Severn Rivers Publishing Awards Plague for 250,000 Copies Sold
This came to me in latter August, 2022. I wasn’t expecting it. But then that’s how Andrew Watts, the CEO of Severn River Publishing, works. He likes to surprise people. And this was in the tradition of the U.S. Navy’s BRAVO ZULU (well done) flaghoist with Andrew tapping his background at the United States Naval Academy which is situated on the banks of the Severn River. He runs a great ship and it’s really nice to be part of it. JJG
2015 September 26
And the Gold goes to…
On September 26, 2015, the Military Writers Society of America (MWSA) held their annual meeting where they voted on the top Military Fiction and Nonfiction authors, researchers and documentary producers. This year they awarded the Gold for Historical Fiction to John J Gobbell for EDGE OF VALOR.
The Military Writers Society of America (MWSA) announced the award of the 2015 Gold Medal – Historical Fiction, to author John J. Gobbell at their annual meeting September 26, 2015 in Phoenix, Arizona. The award was for his latest novel, EDGE OF VALOR published by the United States Naval Institute Press.
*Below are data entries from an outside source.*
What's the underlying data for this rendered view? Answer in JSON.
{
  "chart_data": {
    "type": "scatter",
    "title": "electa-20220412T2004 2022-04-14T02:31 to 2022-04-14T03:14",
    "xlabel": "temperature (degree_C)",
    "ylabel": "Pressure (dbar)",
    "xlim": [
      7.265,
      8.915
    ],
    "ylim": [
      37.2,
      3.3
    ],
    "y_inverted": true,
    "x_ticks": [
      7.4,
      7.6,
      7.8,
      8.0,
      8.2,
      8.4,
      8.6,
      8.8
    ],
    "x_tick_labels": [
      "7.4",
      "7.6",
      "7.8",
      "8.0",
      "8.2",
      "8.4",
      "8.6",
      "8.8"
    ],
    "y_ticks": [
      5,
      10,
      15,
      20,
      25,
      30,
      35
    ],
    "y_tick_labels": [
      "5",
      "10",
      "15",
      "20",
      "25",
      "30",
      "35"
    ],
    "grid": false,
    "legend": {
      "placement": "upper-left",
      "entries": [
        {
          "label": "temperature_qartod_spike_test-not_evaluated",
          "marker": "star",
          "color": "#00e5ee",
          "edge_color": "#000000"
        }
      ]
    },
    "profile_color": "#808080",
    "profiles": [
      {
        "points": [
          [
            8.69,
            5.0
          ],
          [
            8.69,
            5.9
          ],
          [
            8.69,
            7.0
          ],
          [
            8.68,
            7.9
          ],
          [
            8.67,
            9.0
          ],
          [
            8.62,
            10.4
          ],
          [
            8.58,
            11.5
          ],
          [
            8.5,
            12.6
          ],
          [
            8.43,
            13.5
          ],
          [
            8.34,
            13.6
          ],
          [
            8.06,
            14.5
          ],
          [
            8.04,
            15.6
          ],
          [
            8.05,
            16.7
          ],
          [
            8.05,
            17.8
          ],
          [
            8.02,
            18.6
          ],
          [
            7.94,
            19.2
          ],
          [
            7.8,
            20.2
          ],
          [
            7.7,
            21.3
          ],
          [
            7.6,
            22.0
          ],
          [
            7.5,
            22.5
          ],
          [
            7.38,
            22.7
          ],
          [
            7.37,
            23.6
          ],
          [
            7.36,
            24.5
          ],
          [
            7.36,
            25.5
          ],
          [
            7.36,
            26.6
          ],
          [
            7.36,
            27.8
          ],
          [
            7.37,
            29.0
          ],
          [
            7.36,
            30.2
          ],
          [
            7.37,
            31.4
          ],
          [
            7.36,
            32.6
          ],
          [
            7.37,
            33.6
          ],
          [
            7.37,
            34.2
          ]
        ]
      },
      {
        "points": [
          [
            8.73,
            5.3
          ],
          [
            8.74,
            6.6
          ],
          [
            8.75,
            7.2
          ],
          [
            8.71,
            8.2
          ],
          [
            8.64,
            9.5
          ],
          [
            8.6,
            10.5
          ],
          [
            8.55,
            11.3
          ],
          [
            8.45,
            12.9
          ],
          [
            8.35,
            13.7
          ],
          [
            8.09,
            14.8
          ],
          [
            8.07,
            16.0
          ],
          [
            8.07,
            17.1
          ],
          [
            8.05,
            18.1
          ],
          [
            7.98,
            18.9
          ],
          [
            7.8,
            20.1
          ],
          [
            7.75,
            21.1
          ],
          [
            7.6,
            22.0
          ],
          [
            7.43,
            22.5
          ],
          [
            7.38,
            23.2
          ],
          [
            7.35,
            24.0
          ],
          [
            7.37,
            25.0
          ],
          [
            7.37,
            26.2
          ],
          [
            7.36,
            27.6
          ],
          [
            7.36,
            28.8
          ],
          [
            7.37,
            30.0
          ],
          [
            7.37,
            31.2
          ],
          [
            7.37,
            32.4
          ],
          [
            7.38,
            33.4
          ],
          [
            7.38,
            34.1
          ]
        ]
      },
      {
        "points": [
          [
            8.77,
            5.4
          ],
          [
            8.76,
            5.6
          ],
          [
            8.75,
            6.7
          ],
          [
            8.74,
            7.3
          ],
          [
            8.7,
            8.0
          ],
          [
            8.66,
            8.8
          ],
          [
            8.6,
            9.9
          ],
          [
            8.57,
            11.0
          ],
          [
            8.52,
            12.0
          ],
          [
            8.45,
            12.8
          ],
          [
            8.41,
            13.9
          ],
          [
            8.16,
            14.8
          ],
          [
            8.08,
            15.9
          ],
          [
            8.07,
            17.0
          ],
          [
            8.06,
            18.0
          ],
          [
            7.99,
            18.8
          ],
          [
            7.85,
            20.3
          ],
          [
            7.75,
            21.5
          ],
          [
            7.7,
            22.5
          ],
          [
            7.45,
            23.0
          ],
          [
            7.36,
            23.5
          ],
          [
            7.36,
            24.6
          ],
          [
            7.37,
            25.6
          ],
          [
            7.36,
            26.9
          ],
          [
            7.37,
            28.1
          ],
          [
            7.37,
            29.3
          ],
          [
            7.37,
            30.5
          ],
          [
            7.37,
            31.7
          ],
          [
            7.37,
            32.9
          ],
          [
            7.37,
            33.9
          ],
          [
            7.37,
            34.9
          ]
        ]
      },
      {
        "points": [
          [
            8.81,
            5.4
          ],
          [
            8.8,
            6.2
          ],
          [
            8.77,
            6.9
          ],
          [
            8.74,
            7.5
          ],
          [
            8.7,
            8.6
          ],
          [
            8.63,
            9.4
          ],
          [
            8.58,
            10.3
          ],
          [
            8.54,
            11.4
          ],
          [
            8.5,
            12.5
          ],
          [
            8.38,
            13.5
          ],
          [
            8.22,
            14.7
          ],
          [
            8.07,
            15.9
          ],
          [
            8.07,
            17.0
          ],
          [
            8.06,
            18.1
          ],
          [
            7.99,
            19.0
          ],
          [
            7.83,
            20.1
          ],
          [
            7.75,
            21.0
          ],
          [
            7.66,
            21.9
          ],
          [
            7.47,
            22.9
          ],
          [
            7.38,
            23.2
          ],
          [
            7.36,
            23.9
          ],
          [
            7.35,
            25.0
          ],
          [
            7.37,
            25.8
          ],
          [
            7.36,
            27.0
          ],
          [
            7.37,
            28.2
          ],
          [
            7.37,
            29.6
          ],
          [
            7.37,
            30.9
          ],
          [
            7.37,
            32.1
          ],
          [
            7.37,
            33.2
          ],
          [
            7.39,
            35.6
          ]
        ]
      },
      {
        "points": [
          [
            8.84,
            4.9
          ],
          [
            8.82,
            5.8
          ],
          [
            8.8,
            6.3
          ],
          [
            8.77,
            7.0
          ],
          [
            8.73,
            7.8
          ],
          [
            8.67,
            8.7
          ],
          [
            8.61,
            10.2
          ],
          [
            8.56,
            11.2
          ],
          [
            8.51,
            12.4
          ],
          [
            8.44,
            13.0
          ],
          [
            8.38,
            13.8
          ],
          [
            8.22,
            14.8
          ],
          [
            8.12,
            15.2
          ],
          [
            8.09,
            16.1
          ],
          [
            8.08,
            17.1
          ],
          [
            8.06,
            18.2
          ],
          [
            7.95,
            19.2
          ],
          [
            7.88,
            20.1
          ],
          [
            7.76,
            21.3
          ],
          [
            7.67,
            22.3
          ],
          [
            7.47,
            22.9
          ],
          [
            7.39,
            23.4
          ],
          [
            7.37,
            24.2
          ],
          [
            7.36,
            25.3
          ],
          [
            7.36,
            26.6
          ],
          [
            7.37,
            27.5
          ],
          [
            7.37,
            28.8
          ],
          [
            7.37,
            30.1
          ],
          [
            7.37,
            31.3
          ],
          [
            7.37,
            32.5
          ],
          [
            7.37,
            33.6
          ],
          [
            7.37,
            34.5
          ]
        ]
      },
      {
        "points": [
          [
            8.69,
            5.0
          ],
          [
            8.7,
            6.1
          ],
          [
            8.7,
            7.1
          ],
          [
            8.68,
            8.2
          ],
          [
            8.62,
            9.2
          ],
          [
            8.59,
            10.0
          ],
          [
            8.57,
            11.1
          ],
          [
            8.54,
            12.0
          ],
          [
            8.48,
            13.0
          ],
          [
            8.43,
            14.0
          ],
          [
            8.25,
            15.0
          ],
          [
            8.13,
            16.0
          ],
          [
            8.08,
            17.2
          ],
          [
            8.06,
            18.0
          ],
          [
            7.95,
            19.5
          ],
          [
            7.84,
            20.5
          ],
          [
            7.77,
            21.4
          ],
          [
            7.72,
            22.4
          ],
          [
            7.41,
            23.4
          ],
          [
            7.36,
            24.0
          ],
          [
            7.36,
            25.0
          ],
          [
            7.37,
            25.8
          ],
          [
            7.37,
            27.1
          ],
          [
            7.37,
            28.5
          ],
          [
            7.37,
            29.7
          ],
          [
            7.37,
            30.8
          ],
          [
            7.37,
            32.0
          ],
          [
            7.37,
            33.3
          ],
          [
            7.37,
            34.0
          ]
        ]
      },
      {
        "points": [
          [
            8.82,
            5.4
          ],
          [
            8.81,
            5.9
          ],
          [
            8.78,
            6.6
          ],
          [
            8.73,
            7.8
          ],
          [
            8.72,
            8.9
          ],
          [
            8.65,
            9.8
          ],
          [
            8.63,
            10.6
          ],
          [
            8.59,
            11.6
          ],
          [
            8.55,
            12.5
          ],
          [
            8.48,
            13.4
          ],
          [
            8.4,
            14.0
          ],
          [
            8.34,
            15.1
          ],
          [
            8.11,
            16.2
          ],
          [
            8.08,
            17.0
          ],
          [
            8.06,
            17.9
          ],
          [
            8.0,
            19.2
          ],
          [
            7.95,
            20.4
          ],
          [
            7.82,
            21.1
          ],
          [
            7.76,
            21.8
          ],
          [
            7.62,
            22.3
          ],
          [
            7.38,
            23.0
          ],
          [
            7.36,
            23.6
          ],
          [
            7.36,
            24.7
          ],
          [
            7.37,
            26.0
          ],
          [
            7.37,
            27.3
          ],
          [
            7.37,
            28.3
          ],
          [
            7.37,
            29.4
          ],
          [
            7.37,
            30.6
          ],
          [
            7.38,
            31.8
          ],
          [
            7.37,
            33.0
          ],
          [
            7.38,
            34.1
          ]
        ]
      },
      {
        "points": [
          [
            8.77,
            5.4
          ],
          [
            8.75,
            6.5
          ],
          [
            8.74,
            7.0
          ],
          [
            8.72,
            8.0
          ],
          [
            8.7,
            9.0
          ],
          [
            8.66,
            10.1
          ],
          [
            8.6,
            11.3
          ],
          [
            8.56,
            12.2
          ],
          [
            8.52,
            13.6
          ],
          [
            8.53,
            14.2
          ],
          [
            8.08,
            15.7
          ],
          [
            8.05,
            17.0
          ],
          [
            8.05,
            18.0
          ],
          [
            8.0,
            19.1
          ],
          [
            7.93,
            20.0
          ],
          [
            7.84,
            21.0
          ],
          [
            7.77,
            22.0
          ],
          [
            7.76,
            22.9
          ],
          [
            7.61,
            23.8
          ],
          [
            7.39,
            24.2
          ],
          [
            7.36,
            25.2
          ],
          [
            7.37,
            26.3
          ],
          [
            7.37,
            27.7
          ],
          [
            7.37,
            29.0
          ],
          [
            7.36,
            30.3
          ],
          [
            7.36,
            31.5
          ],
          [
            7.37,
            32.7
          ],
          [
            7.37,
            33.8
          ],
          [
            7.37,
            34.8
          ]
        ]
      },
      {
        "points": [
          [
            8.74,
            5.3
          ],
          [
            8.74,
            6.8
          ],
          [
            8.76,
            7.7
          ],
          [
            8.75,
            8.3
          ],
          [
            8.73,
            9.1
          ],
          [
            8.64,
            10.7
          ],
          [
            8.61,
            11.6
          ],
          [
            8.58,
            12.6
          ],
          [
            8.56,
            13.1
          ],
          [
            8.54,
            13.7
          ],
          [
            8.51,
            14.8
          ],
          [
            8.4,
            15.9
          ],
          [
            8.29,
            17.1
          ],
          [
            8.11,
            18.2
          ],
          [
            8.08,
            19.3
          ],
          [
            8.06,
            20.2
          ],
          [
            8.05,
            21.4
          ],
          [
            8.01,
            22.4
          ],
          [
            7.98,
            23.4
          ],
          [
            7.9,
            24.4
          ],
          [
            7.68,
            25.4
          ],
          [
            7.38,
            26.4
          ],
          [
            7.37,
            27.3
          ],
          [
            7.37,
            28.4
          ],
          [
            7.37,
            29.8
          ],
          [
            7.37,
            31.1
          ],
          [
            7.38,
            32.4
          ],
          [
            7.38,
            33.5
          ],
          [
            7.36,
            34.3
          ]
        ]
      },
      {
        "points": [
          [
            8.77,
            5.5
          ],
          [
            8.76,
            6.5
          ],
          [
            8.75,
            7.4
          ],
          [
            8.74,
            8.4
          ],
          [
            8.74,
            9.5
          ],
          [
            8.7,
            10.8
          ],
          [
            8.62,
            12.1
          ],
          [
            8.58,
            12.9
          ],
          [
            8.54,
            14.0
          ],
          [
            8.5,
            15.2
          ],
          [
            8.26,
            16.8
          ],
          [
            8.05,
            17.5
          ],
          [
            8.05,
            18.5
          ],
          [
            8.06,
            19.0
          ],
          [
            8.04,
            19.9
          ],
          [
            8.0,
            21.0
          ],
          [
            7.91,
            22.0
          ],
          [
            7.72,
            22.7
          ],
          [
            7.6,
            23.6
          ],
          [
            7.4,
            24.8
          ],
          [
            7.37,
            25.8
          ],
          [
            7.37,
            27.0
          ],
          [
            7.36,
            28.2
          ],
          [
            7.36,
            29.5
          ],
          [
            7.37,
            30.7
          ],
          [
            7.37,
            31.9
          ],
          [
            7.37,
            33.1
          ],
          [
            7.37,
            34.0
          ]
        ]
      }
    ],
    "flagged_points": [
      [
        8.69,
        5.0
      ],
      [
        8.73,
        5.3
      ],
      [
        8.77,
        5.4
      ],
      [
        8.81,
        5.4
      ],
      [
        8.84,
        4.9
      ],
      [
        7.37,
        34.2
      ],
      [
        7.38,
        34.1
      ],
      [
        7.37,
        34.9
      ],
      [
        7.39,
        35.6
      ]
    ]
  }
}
Gobbell commented, “Hat’s off to the Military Writer’s Society of America and all the great work they do keeping alive the military spirit of America’s men and women in uniform, past, present, and future, and for maintaining their customs, tradition and accomplishments.”
EDGE OF VALOR is the fifth novel in the Todd Ingram stand-alone series of historical thrillers about the U.S. Navy in World War II’s Pacific Theater. The series begins with THE LAST LIEUTENANT and the siege of Corregidor in 1942. Next was A CODE FOR TOMORROW with Ingram involved in the naval battles of Guadalcanal in latter 1942. With WHEN DUTY WHISPERS LOW, Ingram finds himself drawn into the naval battles in the upper Solomons and the 1943 shoot-down of Japanese Admiral Isorku Yamamoto. The fourth in the series, THE NEPTUNE STRATEGY, features Ingram as a destroyer skipper in mid-1944 when he’s captured by a Japanese submarine en-route to the German submarine pens in L’Orient, France.
EDGE OF VALOR Ingram back aboard destroyers at the Pacific War’s end when he learns, as so few have, that winning the peace is sometimes as precarious as winning the war. He’s drawn off his destroyer to help negotiate terms of the surrender agreement with Japanese emissaries in Manila with General Douglas MacArthur’s staff. Next, he’s sent to the Soviet Union’s newest conquest, Sakhalin Island, just twenty miles north of Japan’s home islands where he sees first-hand the build-up of Generalissimo Josef Stalin’s massive military force fully intending to attack Hokkaido. After that, Ingram is a proud witness to the September 2, 1945 Surrender Ceremony aboard the USS Missouri (BB 63). Here, he realizes it was not just a military victory that won the war but a major diplomatic success that cemented the peace.
Said Gobbell, “THE EDGE OF VALOR is not just a work of fiction glamorizing war. It’s a factual account of what went on during the period from the cease fire up to the surrender ceremony and how the allies kept a steady hand while many Japanese military and diplomatic leaders committed suicide or in the extreme, revolted and tried to assassinate Emperor Hirohito. This was made all the more complicated by the Soviet Union, previously neutral to the Japanese during the war, attacking Japanese troops in China on the day of the Nagasaki bomb. This was a precursor by Stalin to grab territory of Japan’s Home Islands. For these reasons, EDGE OF VALOR should be a strong educational reference for not only history buffs but for youngsters who know little of the period.”